When we come to Plato, we find uses of both adjectives, aiônios and aïdios, in the sense of “eternal.” It is in the Timaeus that Plato enters most fully into the question of eternity, and here we find aïdios six times, aiôn four times, and aiônios twice. Plato introduces the concept in reference to the model that the demiurge followed in creating the sensible universe by looking “to the eternal” (pros to aïdion, bis). Then, in a crucial passage, Plato remarks that the created universe was seen to be moving and living, an image of the eternal gods (tôn aïdiôn theôn, 37C6), and adds that it was itself an “eternal living thing” (zoion aïdion). Plato goes on to say that it was the nature of the living thing to be aiônios but that this quality could not be attached to something that was begotten (gennêton). The creator therefore decided to make “a kind of moving image of eternity” (eikô d’epenoei kinêton tina aiônos), and so as he arranged the universe he made “an eternal image moving according to number of the eternity which remains in one” (menontos aiônos en heni kat’arithmon iousan aiônion eikona), and this he called “time.”
On the one hand, aïdios and aiônios appear to be virtually interchangeable: the model for the universe is “an eternal living thing” (zôion aïdion) and its nature is eternal (tou zôou phusis ousa aiônios). And yet, Plato seems to have found in the term aiôn a special designation for his notion of eternity as timeless; and with this new sense of aiôn, aiônios too seems to have come into its own as a signifier for what is beyond time. It was Plato who first articulated this idea of eternity, and he would appear to have created a terminology to give it expression. Plato’s conception of a timeless eternity remained specific to Platonism and closely related schools in antiquity.
Aristotle, as we have said, seems never to use the term aiônios, though there are nearly 300 instances of aïdios, which is Aristotle’s preferred word to designate things eternal. It is clear that Aristotle was not moved to adopt Plato’s novel terminology, whether because he perceived some difference between his own concept of eternity and that of his teacher, or because he felt that aiônios was an unnecessary addition to the philosophical vocabulary, given the respectability of aïdios as the appropriate technical term.

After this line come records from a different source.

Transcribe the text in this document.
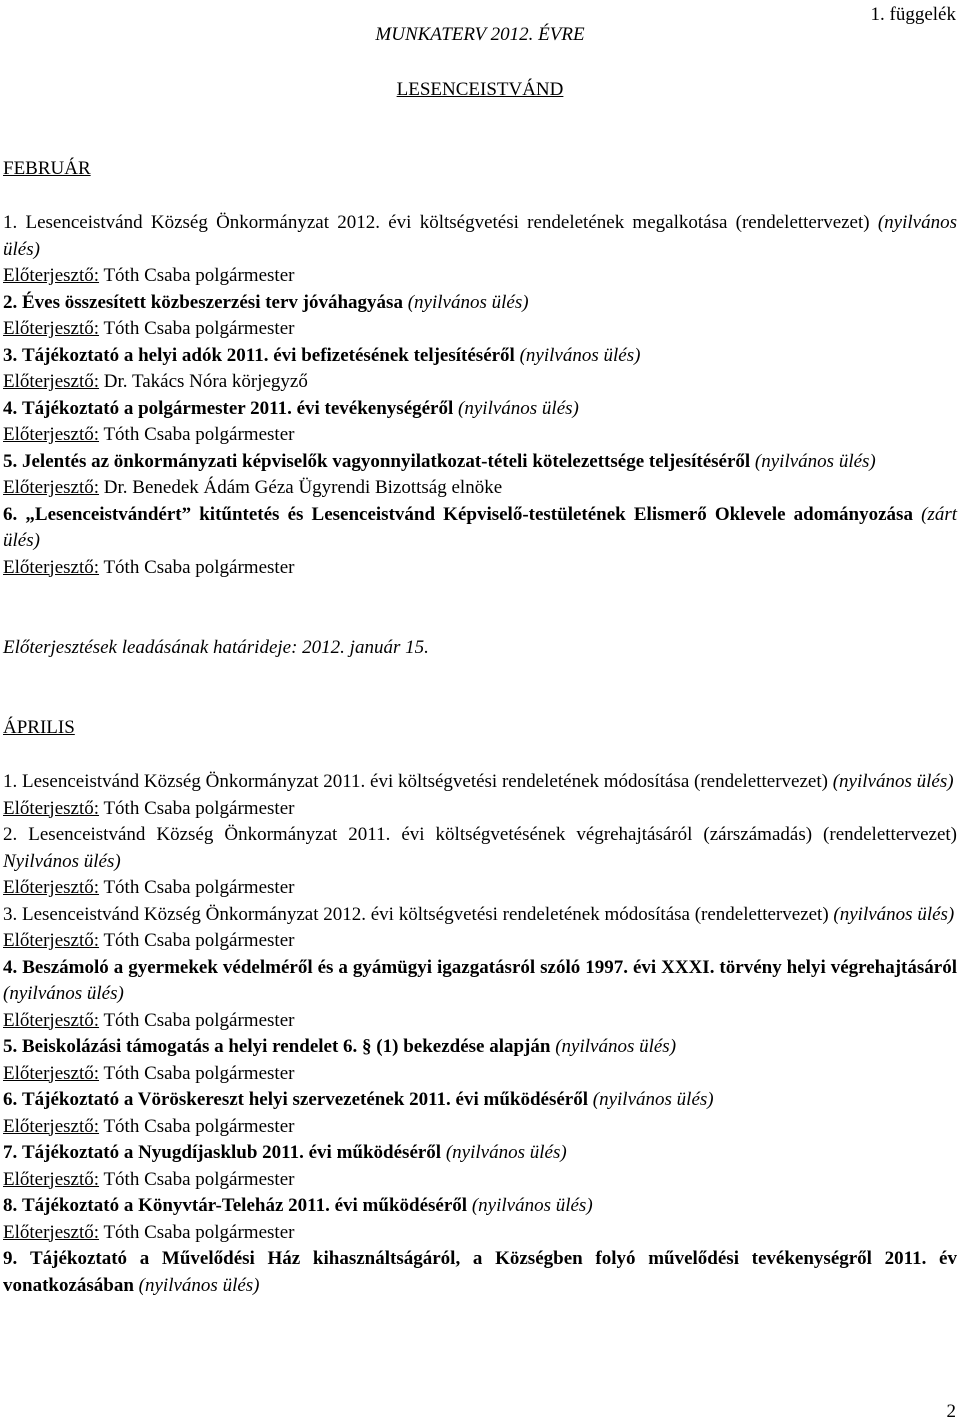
1. függelék
MUNKATERV 2012. ÉVRE
LESENCEISTVÁND
FEBRUÁR
1. Lesenceistvánd Község Önkormányzat 2012. évi költségvetési rendeletének megalkotása (rendelettervezet) (nyilvános ülés)
Előterjesztő: Tóth Csaba polgármester
2. Éves összesített közbeszerzési terv jóváhagyása (nyilvános ülés)
Előterjesztő: Tóth Csaba polgármester
3. Tájékoztató a helyi adók 2011. évi befizetésének teljesítéséről (nyilvános ülés)
Előterjesztő: Dr. Takács Nóra körjegyző
4. Tájékoztató a polgármester 2011. évi tevékenységéről (nyilvános ülés)
Előterjesztő: Tóth Csaba polgármester
5. Jelentés az önkormányzati képviselők vagyonnyilatkozat-tételi kötelezettsége teljesítéséről (nyilvános ülés)
Előterjesztő: Dr. Benedek Ádám Géza Ügyrendi Bizottság elnöke
6. „Lesenceistvándért” kitűntetés és Lesenceistvánd Képviselő-testületének Elismerő Oklevele adományozása (zárt ülés)
Előterjesztő: Tóth Csaba polgármester
Előterjesztések leadásának határideje: 2012. január 15.
ÁPRILIS
1. Lesenceistvánd Község Önkormányzat 2011. évi költségvetési rendeletének módosítása (rendelettervezet) (nyilvános ülés)
Előterjesztő: Tóth Csaba polgármester
2. Lesenceistvánd Község Önkormányzat 2011. évi költségvetésének végrehajtásáról (zárszámadás) (rendelettervezet) Nyilvános ülés)
Előterjesztő: Tóth Csaba polgármester
3. Lesenceistvánd Község Önkormányzat 2012. évi költségvetési rendeletének módosítása (rendelettervezet) (nyilvános ülés)
Előterjesztő: Tóth Csaba polgármester
4. Beszámoló a gyermekek védelméről és a gyámügyi igazgatásról szóló 1997. évi XXXI. törvény helyi végrehajtásáról (nyilvános ülés)
Előterjesztő: Tóth Csaba polgármester
5. Beiskolázási támogatás a helyi rendelet 6. § (1) bekezdése alapján (nyilvános ülés)
Előterjesztő: Tóth Csaba polgármester
6. Tájékoztató a Vöröskereszt helyi szervezetének 2011. évi működéséről (nyilvános ülés)
Előterjesztő: Tóth Csaba polgármester
7. Tájékoztató a Nyugdíjasklub 2011. évi működéséről (nyilvános ülés)
Előterjesztő: Tóth Csaba polgármester
8. Tájékoztató a Könyvtár-Teleház 2011. évi működéséről (nyilvános ülés)
Előterjesztő: Tóth Csaba polgármester
9. Tájékoztató a Művelődési Ház kihasználtságáról, a Községben folyó művelődési tevékenységről 2011. év vonatkozásában (nyilvános ülés)
2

In the Stoics, aïdios occurs over thirty times in the sense of that which endures forever. It is applied to bodies and matter, the onta or realities that truly exist according to Stoic materialism, and above all to god or Zeus. To the extent that the Stoics employed aiônios and aiôn, however, there is either a connection with their specific view of cosmic cycles, as opposed to strictly infinite duration, or else the noun occurs in phrases indicating a long period of time. The Epicureans, in turn, regularly employ aïdios to designate the eternity of such imperishable constituents of the universe as atoms and void. Epicurus uses aiônios in reference to the future life that non-Epicureans expect, with its dreadful punishments: that is, to an afterlife in which Epicureans do not believe, and which does not deserve the name “eternal” (aïdios), properly reserved for truly perpetual elements.